The American college campus, we are led to believe, is a dangerous place: If you say what you really think, particularly as a conservative, a mob of young social justice warriors will come for your faculty position or invitation to speak on campus. Entire books and online magazines are premised on the idea that political correctness is sweeping the American university, threatening both higher education and the broader right to free speech.
But a brand new data analysis from Georgetown University’s Free Speech Project suggests that this “crisis” is more than a little overblown. There have been relatively few incidents of speech being squelched on college campuses, and there’s in fact limited evidence that conservatives are being unfairly targeted.
The Free Speech Project’s researchers have cataloged more than 90 incidents since 2016 that fit their criteria for a person’s free speech rights being threatened. Of those 90, about two-thirds took place on college campuses. These incidents range from a speaker being disinvited to a faculty member being fired over allegedly offensive comments to a student-run play being canceled over concerns it would offend.
The raw numbers here should already raise questions about the so-called political correctness epidemic. According to the Department of Education, there are 4,583 colleges and universities in the United States (including two- and four-year institutions). The fact that there were roughly only 60 incidents in the past two years suggests that free speech crises are extremely rare events and don’t define university life in the way that critics suggest.
Moreover, there’s a consistent pattern in the data when it comes to conservatives — one that tells a different story than you hear among free speech panickers.
“Most of the incidents where presumptively conservative speech has been interrupted or squelched in the last two or three years seem to involve the same few speakers: Milo Yiannopoulos, Ben Shapiro, Charles Murray, and Ann Coulter,” Sanford Ungar, the Free Speech Project’s director, writes. “In some instances, they seem to invite, and delight in, disruption.”
What Ungar is suggesting here is that the “campus free speech” crisis is somewhat manufactured. Conservative student groups invite speakers famous for offensive and racially charged speech — all of the above speakers fit that bill — in a deliberate attempt to provoke the campus left. In other words, they’re trolling. When students react by protesting or disrupting the event, the conservatives use it as proof that there’s real intolerance for conservative ideas.

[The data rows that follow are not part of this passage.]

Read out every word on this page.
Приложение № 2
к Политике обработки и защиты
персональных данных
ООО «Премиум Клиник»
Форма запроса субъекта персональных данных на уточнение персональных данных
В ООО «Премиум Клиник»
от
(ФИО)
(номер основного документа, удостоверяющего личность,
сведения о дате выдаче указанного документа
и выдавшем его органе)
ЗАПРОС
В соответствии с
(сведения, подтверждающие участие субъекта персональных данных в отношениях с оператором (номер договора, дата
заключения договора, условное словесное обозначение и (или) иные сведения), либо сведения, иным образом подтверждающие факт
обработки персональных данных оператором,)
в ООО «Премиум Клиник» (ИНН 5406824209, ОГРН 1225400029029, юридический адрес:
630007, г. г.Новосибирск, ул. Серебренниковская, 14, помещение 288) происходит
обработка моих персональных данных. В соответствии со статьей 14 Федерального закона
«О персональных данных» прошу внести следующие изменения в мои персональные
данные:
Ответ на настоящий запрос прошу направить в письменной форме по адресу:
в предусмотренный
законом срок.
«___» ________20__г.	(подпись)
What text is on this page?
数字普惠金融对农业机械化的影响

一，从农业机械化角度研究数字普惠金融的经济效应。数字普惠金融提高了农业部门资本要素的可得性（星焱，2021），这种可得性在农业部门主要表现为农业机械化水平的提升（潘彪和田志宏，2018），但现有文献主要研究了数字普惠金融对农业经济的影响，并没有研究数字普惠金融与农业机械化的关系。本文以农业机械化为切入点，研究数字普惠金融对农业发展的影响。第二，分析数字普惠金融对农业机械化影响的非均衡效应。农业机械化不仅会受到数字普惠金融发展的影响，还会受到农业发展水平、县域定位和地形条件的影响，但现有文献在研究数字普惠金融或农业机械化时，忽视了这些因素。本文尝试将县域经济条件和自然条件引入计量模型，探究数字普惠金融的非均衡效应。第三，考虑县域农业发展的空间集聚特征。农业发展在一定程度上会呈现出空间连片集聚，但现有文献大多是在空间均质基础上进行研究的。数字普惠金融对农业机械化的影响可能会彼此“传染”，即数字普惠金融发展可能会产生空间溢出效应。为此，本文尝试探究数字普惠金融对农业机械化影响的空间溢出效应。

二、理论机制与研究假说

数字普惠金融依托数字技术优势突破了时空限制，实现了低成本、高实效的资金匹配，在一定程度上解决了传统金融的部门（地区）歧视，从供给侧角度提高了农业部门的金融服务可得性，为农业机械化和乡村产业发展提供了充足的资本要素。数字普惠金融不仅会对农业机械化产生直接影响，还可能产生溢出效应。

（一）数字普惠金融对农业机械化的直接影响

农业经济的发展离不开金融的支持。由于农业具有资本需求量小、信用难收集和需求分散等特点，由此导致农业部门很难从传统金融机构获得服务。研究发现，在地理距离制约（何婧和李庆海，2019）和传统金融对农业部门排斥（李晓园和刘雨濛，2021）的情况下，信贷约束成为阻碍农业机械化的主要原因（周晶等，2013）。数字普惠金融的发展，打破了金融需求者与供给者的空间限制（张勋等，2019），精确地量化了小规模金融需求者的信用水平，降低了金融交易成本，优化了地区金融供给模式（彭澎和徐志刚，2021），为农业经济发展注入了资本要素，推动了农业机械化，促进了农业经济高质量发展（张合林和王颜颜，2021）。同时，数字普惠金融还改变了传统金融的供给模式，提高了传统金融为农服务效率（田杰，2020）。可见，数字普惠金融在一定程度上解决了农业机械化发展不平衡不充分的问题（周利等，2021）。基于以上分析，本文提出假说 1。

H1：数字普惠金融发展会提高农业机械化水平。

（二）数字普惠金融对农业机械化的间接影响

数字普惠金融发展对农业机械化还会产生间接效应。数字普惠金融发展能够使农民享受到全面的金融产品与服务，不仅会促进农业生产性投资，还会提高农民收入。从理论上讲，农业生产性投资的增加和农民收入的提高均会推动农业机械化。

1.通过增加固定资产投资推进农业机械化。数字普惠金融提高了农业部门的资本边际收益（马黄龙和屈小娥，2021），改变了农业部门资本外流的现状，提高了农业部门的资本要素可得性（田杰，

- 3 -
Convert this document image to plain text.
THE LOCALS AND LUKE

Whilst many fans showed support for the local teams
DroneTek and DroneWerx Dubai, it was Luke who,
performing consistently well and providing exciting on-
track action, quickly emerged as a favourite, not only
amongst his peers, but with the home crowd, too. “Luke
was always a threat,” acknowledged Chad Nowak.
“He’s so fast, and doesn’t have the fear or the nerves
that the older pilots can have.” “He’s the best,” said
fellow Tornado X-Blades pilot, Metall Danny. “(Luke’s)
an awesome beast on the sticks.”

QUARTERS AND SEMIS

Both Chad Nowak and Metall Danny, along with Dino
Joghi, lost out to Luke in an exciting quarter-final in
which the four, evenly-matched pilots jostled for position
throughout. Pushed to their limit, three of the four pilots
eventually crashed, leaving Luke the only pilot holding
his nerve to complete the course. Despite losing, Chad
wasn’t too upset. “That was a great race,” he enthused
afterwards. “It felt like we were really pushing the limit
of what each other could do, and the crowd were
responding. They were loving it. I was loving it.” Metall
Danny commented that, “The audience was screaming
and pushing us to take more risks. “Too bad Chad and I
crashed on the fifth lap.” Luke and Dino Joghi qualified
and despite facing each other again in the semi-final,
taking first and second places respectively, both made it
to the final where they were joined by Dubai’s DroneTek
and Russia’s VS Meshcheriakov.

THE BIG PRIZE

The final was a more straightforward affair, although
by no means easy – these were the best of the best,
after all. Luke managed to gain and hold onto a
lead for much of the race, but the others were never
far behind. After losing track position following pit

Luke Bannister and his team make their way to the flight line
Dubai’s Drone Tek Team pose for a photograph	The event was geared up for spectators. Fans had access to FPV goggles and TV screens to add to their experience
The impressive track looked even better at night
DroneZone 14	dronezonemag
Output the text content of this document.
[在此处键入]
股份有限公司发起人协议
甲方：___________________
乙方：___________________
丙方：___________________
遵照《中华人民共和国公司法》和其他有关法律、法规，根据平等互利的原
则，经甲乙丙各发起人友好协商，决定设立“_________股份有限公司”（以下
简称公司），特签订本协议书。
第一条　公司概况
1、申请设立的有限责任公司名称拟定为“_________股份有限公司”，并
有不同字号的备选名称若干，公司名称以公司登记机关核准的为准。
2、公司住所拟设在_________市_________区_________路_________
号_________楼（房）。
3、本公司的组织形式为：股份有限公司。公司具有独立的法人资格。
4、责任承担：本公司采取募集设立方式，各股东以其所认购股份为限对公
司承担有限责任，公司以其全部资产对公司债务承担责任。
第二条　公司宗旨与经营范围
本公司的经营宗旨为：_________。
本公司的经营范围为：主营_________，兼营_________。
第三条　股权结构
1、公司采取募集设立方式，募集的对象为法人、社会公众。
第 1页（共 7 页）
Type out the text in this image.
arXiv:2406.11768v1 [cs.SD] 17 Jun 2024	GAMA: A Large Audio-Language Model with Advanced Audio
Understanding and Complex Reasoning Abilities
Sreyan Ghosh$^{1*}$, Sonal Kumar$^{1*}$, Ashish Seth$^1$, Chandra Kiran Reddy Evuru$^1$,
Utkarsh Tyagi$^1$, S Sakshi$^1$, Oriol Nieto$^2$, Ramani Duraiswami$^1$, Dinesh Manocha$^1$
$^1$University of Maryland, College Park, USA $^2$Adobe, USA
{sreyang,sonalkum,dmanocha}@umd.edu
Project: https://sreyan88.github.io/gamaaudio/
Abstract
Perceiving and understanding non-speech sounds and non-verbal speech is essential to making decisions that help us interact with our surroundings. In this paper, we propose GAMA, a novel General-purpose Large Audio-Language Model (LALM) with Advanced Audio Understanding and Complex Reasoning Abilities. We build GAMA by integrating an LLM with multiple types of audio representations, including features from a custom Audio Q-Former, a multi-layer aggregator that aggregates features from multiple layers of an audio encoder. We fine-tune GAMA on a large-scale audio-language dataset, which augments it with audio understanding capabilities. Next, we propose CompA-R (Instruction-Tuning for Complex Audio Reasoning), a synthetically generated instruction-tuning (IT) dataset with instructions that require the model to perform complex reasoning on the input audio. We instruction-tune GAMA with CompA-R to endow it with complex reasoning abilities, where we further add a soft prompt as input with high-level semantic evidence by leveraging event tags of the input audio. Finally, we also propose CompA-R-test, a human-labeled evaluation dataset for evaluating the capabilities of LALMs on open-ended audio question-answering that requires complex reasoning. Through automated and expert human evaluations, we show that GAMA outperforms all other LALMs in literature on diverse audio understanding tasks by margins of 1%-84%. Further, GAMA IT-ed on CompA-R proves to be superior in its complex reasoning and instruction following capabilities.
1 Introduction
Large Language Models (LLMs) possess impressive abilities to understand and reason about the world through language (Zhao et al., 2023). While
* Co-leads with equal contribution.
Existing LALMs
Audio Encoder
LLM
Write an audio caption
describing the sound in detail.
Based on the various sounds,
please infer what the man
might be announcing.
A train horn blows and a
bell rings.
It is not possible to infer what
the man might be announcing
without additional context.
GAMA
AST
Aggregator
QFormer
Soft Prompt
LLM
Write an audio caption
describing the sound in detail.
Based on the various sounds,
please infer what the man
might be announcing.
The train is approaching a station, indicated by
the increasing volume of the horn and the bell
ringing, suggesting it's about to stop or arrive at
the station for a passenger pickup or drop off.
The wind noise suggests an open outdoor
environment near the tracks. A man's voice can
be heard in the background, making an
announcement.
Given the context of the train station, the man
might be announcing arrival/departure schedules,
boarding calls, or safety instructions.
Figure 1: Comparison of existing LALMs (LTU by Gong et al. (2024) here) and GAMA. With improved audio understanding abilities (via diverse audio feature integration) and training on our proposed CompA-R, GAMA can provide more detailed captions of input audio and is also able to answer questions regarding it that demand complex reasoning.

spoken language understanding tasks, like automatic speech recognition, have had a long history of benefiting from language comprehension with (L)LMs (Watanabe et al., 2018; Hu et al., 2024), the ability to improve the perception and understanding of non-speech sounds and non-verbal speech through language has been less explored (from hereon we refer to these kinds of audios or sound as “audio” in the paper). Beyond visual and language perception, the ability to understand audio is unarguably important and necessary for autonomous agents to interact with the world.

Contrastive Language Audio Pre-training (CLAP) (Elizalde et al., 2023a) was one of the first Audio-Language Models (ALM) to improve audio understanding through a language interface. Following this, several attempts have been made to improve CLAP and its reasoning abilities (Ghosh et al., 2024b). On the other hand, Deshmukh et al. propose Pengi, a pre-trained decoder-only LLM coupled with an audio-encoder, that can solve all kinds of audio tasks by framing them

The other key thing that emerges from the Georgetown data, according to Ungar, is that these protests and disruptions don’t just target the right. “Our data also include many incidents, generally less well-publicized, where lower-profile scholars, speakers, or students who could be considered to be on the left have been silenced or shut down,” he writes.
Examples include Princeton professor Keeanga-Yamahtta Taylor’s commencement speech being canceled after receiving death threats for criticizing President Donald Trump and the president of Sonoma State University apologizing for allowing a black student to read a poem critical of police violence at commencement.
There’s little reason, according to Ungar, to conclude from any of this that conservative views are uniquely unwelcome on campus.